Então, a viração é o cozinheiro que vende a carne e a gordura; o padeiro que vende pão fino ou pão de metro bem branco, destinado aos guardas; o açougueiro que, por sua vez, vende carne; o enfermeiro que vende injeções; o contador que recebe dinheiro para fazer com que a gente seja designado para tal ou tal cargo, ou então simplesmente para nos dispensar de uma tarefa; o jardineiro que vende hortaliças frescas e frutas; o forçado empregado no laboratório que vende resultados de análises e chega até a inventar tuberculosos, leprosos, enterites, etc; os especialistas do roubo no pátio das casas dos guardas, que vendem ovos, frangos; os moços de serviços que negociam com a dona da casa onde trabalham, e que trazem o que a gente pedir: manteiga, leite condensado, leite em pó, latas de atum ou de sardinha, queijos e, naturalmente, vinhos e bebidas alcoólicas (tanto assim, que na minha patota tem sempre uma garrafa de Ricard e cigarros ingleses ou americanos); aqueles também que têm o direito de pescar e vendem o peixe ou as lagostas.
Mas a melhor viração, a mais perigosa também, é ser controlador de jogo. A regra é que não pode nunca haver mais de três ou quatro controladores de jogo por prédio de 120 homens. Aquele que quiser cuidar dos jogos se apresenta de noite e diz: “Quero um lugar como controlador do jogo”. Alguém responde: “Não”.
– Todos dizem não?
– Todos.
– Então escolho fulano para tomar o lugar.
Aquele que foi designado entendeu.
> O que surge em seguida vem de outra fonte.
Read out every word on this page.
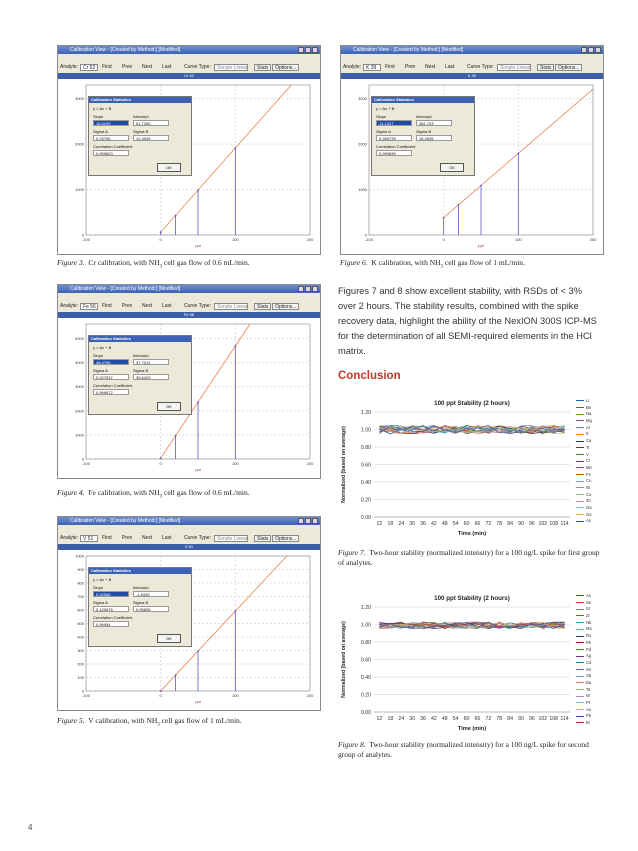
Calibration View - [Created by Method:] [Modified]
Analyte: Cr 52	First Prev Next Last	Curve Type:	Simple Linear	Stats	Options...
Cr 52
-100	0	100	200
3000
2000
1000
0
ppt
Calibration Statistics
y = Ax + B
Slope	Intercept
18.5199	61.7260
Sigma A	Sigma B
0.23755	12.3545
Correlation Coefficient
0.999820
OK
Calibration View - [Created by Method:] [Modified]
Analyte: Fe 56	First Prev Next Last	Curve Type:	Simple Linear	Stats	Options...
Fe 56
-100	0	100	200
5000
4000
3000
2000
1000
0
ppt
Calibration Statistics
y = Ax + B
Slope	Intercept
46.4756	37.7212
Sigma A	Sigma B
0.027937	35.6429
Correlation Coefficient
0.999672
OK
Calibration View - [Created by Method:] [Modified]
Analyte: V 51	First Prev Next Last	Curve Type:	Simple Linear	Stats	Options...
V 51
-100	0	100	200
1000
900
800
700
600
500
400
300
200
100
0
ppt
Calibration Statistics
y = Ax + B
Slope	Intercept
5.92588	-1.5435
Sigma A	Sigma B
0.120676	0.95806
Correlation Coefficient
0.99954
OK
Calibration View - [Created by Method:] [Modified]
Analyte: K 39	First Prev Next Last	Curve Type:	Simple Linear	Stats	Options...
K 39
-100	0	100	200
3000
2000
1000
0
ppt
Calibration Statistics
y = Ax + B
Slope	Intercept
14.1327	381.703
Sigma A	Sigma B
0.269739	15.2635
Correlation Coefficient
0.999839
OK
Figure 3. Cr calibration, with $NH_3$ cell gas flow of 0.6 mL/min.
Figure 4. Fe calibration, with $NH_3$ cell gas flow of 0.6 mL/min.
Figure 5. V calibration, with $NH_3$ cell gas flow of 1 mL/min.
Figure 6. K calibration, with $NH_3$ cell gas flow of 1 mL/min.
Figures 7 and 8 show excellent stability, with RSDs of < 3% over 2 hours. The stability results, combined with the spike recovery data, highlight the ability of the NexION 300S ICP-MS for the determination of all SEMI-required elements in the HCl matrix.
Conclusion
100 ppt Stability (2 hours)
0.00
0.20
0.40
0.60
0.80
1.00
1.20
12 18 24 30 36 42 48 54 60 66 72 78 84 90 96 102 108 114
Time (min)
Normalized (based on average)
Li
Be
Na
Mg
Al
K
Ca
Ti
V
Cr
Mn
Fe
Co
Ni
Cu
Zn
Ga
Ge
As
Figure 7. Two-hour stability (normalized intensity) for a 100 ng/L spike for first group of analytes.
100 ppt Stability (2 hours)
0.00
0.20
0.40
0.60
0.80
1.00
1.20
12 18 24 30 36 42 48 54 60 66 72 78 84 90 96 102 108 114
Time (min)
Normalized (based on average)
As
Se
Sr
Zr
Nb
Mo
Ru
Rh
Pd
Ag
Cd
Sn
Sb
Ba
Ta
W
Pt
Au
Pb
Bi
Figure 8. Two-hour stability (normalized intensity) for a 100 ng/L spike for second group of analytes.
4
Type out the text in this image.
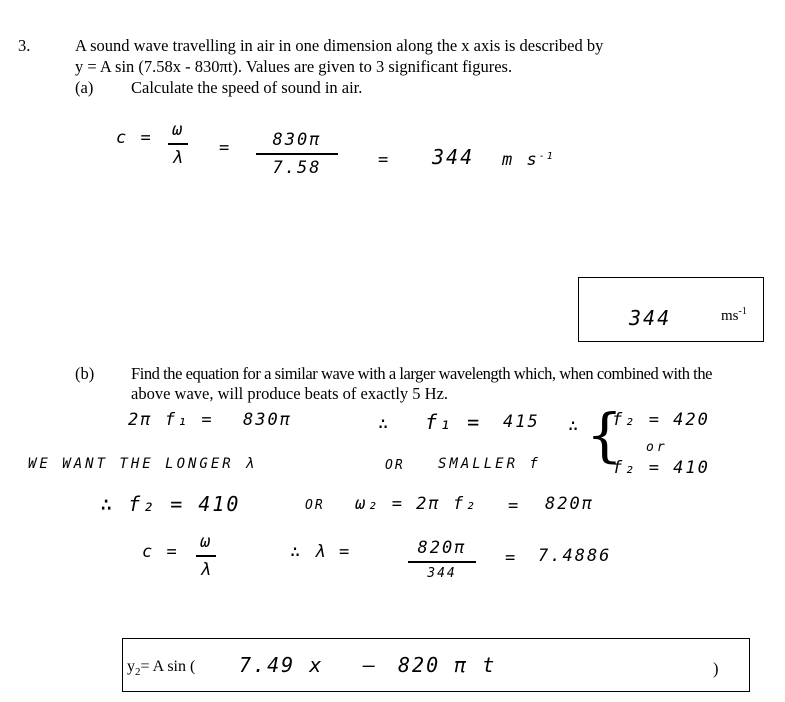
3.	A sound wave travelling in air in one dimension along the x axis is described by
y = A sin (7.58x - 830πt). Values are given to 3 significant figures.
(a) Calculate the speed of sound in air.
c = ω
λ = 830π
7.58	= 344 m $s^{-1}$
344	$ms^{-1}$
(b) Find the equation for a similar wave with a larger wavelength which, when combined with the
above wave, will produce beats of exactly 5 Hz.
2π f₁ = 830π	∴ f₁ = 415 ∴ {
f₂ = 420
or
f₂ = 410
WE WANT THE LONGER λ	OR SMALLER f
∴ f₂ = 410	OR ω₂ = 2π f₂ = 820π
c = ω
λ
∴ λ =	820π
344
= 7.4886
$y_2= A$ sin ( 7.49 x – 820 π t	)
Levanta-se, vai até o centro da sala e os dois fazem um duelo de faca. Aquele que ganha fica com o lugar. Os controladores cobram 5 por cento em cada lance vitorioso.
Os jogos servem também para outras pequenas virações. Há aquele que prepara os cobertores bem esticados no chão, aquele que aluga bancos pequeninos para os jogadores que não podem sentar com as pernas cruzadas debaixo do traseiro, o vendedor de cigarros. Este coloca em cima do cobertor várias caixas de charutos vazias, nas quais ele põe cigarros franceses, ingleses, americanos e até feitos a mão. Cada um tem um preço, o jogador se serve ele mesmo e coloca cautelosamente na caixa o dinheiro correspondente ao preço marcado. Há também aquele que prepara os lampiões de querosene e toma cuidado para que eles não façam fumaça demais. São lampiões feitos com latas de leite cuja tampa foi furada para deixar passar um pavio que mergulha no querosene e que deve ser aparado com freqüência. Para os que não fumam, há bombons e bolos feitos com viração especial. Cada prédio tem um ou dois cafeteiros. O café feito à moda árabe é mantido quente a noite inteira, com dois sacos de estopa que o cobrem. De vez em quando, o cafeteiro passa pela sala e oferece café ou chocolate quente numa espécie de bule norueguês de fabricação caseira.
Finalmente, há as bugigangas. É uma espécie de viração artesanal. Alguns trabalham com a casca das tartarugas capturadas pelos pescadores. Uma tartaruga de escama possui treze chapas, cada uma com até 2 quilos. Com isso, o artista faz pulseiras, brincos, colares, piteiras, pentes e ornamentos para escovas. Cheguei a ver uma caixinha de escama clara, verdadeira maravilha. Outros trabalham com cocos, chifres de boi, de búfalo, ébano ou outras madeiras das ilhas. Alguns fazem trabalhos de marcenaria de alta precisão, sem um prego, tudo com uma chanfradura. Os mais hábeis trabalham com bronze. Sem esquecer os pintores.